Hukuman buang bagi pemuda Sukarno ke luar Jawa jelas merupakan siksaan yang menyakitkan, ia diisolosi agar pemikirannya mati, ia dikerubungi masyarakat yang gap intelektualitas-nya luar biasa berbeda, tapi beruntung bagi Sukarno ia masih bisa melakukan korespondensi dengan sahabatnya A. Hassan, salah seorang petinggi organisasi Islam, Persatuan Islam (Persis) dan Natsir, seorang intelektual muda Islam dalam korespondensi itu Sukarno menemukan Islam sebagai ‘agama yang hidup’ tidak mengenal ‘aristokrasi’. Sukarno juga mendapatkan kepuasan intelektual saat berjumpa dengan Pastor G.Huytink dan Pastor J.Bouman, para misionaris yang memiliki akses intelektual yang bagus dan berpendidikan sehingga mendapatkan lawan bicara yang imbang dalam tanah pembuangannya.

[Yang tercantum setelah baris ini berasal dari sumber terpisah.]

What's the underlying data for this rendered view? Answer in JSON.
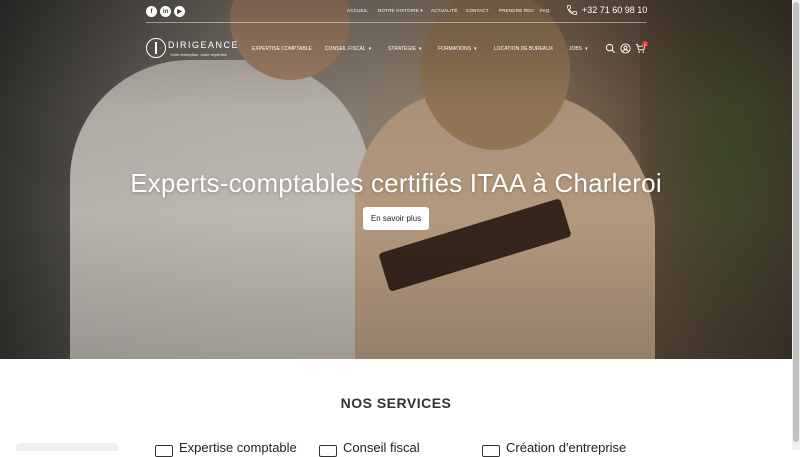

Di flores pula Sukarno membentuk tonil, atau sandiwara yang dia pentaskan setiap sebulan sekali. Sukarno melihat sebuah masyarakat sesungguhnya adalah ‘Proses untuk menjadi, sebagaimana sebuah Proses kebangsaan itu sendiri, ‘Masyarakat dan Negara adalah Panggung Teater, sehingga Masyarakat bisa menembus panggung dan membahasakan dirinya di depan dunia, sebagai bahasa dasar, nah bahasa dasar inilah yang kemudian dikenal sebagai ‘weltanschauung’ pandangan manusia pada dunia, sebuah world view, nilai-nilai world view inilah yang kemudian dipikirkan Sukarno lagi dalam pergulatan intelektual dan ruhaniahnya dalam merumuskan kategori sebuah bangsa.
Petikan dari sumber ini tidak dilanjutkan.